Adam Moelis, the CEO and co-founder of Yotta, is hoping for regulatory intervention to resolve the financial disruption affecting Yotta customers. The disruption stems from a dispute between two of Yotta's banking partners, Synapse and Evolve Bank & Trust, which has led to the lockup of accounts at Yotta and other startups. Moelis hopes that regulators will step in to help resolve the situation and facilitate the release of funds to affected customers. He believes that the relatively limited scope of the issue and the fact that most of those affected are not wealthy may have contributed to the lack of regulatory intervention thus far. However, he is hopeful that some relief, such as a partial release of funds, may be forthcoming following developments in the bankruptcy court overseeing the Synapse failure.

The dispute between Synapse and Evolve Bank & Trust has directly impacted Yotta and its customers by causing 85,000 Yotta accounts with a combined $112 million in savings to be locked out. This has led to disruptions in customers' lives, forcing them to borrow money for essentials and causing uncertainty around upcoming events like surgeries or weddings. The situation has also caused heartbreak for Yotta's CEO, Adam Moelis, who never imagined a scenario like this could happen and that no regulator would step in to help.

The bankruptcy of Synapse has contributed to the current financial crisis involving Yotta in several ways. Synapse, a fintech middleman, declared bankruptcy earlier this year after several key clients abandoned the firm amid disagreements over the tracking of customer funds. This led to a dispute between Synapse and Tennessee-based Evolve Bank & Trust, which in turn led to the lockup of accounts at Yotta and at least two dozen other startups3.
The heart of the dispute between Synapse and Evolve Bank involves a foundational function of finance: keeping accurate ledgers of transactions and balances. Synapse and Evolve disagree on how much of Yotta's funds are held at Evolve, and how much are held at other banks that Synapse worked with. This disagreement has resulted in 85,000 Yotta customers with a combined $112 million in savings being locked out of their accounts for the past three weeks.
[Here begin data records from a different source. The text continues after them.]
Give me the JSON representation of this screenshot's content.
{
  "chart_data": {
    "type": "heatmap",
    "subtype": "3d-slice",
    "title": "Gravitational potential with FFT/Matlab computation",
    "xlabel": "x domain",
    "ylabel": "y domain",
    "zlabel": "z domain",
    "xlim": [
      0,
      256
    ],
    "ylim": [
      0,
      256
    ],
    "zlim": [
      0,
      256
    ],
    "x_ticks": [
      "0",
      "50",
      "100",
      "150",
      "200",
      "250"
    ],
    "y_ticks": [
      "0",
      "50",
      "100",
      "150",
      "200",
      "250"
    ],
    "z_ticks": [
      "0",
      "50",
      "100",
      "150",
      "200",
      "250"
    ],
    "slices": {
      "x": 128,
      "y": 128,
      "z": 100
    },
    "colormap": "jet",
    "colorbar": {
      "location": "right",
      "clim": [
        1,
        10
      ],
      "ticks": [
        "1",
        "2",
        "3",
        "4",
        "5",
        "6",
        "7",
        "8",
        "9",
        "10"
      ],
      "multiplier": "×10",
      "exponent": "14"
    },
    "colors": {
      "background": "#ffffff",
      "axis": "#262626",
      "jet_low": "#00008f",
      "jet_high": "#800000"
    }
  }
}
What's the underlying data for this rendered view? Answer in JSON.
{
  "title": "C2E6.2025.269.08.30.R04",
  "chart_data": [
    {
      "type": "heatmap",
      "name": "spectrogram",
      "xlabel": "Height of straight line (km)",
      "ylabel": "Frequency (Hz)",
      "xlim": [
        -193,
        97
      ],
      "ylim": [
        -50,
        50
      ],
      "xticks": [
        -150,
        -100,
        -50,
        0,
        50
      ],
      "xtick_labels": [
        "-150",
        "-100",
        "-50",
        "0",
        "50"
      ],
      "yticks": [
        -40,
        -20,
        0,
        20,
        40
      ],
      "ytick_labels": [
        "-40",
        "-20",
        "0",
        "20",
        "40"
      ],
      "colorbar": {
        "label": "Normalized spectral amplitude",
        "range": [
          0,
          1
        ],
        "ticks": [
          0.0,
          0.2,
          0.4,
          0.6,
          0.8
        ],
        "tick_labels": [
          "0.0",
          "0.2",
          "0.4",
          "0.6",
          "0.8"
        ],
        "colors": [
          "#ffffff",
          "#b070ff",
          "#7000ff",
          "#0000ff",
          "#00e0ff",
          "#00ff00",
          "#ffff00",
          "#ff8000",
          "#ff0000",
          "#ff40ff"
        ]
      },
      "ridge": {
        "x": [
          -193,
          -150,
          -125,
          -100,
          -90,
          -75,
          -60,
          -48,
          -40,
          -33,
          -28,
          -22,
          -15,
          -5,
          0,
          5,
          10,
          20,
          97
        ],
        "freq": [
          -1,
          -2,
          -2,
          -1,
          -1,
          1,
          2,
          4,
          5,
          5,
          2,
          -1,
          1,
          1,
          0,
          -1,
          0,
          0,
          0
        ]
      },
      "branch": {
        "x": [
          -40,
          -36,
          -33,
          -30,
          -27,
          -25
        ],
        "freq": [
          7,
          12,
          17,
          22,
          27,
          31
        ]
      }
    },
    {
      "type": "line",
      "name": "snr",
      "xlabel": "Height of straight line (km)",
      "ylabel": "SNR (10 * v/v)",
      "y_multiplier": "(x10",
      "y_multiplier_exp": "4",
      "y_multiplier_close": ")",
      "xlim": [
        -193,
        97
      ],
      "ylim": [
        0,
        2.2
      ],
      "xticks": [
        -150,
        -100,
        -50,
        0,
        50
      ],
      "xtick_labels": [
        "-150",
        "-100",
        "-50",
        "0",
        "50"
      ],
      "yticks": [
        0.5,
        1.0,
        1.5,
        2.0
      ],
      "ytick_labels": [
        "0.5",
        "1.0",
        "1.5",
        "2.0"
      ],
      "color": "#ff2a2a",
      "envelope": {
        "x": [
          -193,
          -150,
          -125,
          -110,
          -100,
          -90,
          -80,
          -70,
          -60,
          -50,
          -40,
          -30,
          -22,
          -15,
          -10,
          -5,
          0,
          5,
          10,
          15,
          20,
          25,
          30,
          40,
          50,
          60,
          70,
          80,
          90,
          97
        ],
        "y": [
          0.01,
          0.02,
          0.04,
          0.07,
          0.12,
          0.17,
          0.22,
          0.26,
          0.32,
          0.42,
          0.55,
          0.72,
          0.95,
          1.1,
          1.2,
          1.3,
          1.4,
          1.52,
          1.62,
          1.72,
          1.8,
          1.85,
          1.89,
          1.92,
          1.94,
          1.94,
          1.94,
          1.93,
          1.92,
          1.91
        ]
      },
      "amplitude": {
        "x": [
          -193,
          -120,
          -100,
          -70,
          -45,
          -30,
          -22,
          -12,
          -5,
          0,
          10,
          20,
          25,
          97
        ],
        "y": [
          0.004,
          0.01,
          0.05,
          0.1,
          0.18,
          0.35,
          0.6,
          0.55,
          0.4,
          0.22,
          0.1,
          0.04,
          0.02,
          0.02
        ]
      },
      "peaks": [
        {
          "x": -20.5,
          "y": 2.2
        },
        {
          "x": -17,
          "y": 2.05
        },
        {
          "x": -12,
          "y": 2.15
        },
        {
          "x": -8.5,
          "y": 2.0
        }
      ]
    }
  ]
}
The situation has exposed the risks in the "banking as a service" model, which allowed consumer fintech companies to quickly launch savings accounts and debit services, with firms like Synapse acting as a bridge between the startups and FDIC-backed banks that ultimately held deposits. The bankruptcy of Synapse and the subsequent lockup of accounts has upended lives, forced users to borrow money for food, and thrown upcoming events like surgeries or weddings into doubt.